Expansion and modernization of production facilities at the plant will allow it to build a longer version of the Tiguan sport utility vehicle. Capacity will be for 500 vehicles per day, which will be sold in North and South America as well as other world markets, the company said today.
“Localization has become key to safeguarding our competitive position on the global market and manufacturing the Tiguan in Mexico will bring production closer to the U.S. market,” said Michael Horn, president and CEO of Volkswagen Group of America.
The new investment will also pay for some retooling at suppliers’ factories.

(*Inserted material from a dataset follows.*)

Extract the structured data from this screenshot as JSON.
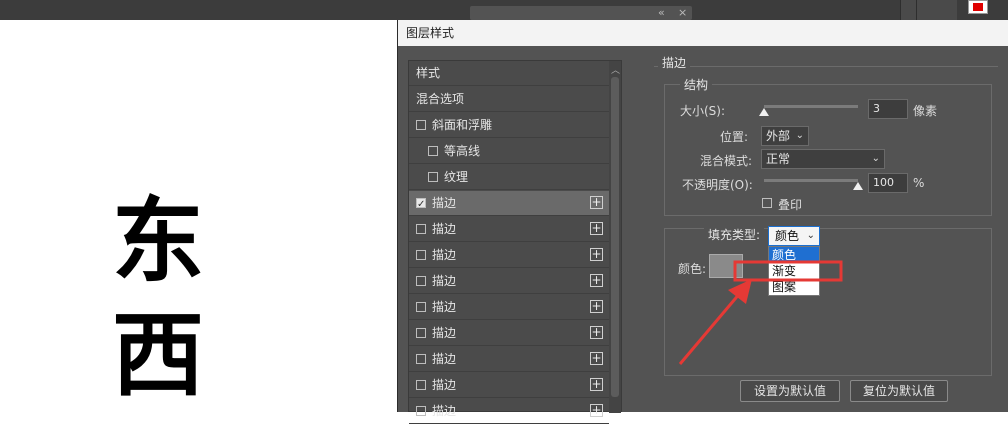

At the company’s Puebla plant it will mean the addition of new high-technology assembly lines and a high level of automation in the new body shop, and add 90,000 square meters to the existing facility’s total floor area. Production will begin at the end of next year.
The expansion will create about 2,000 new jobs, the company said, and add $1 billion a year to its expenditures on auto parts in Mexico.
The latest figures from the Mexican Automotive Industry Association show a 14% increase in automotive production in February over the same month last year. The association represents Ford, General Motors, Honda, Mazda, Nissan, Toyota, Volkswagen and Fiat.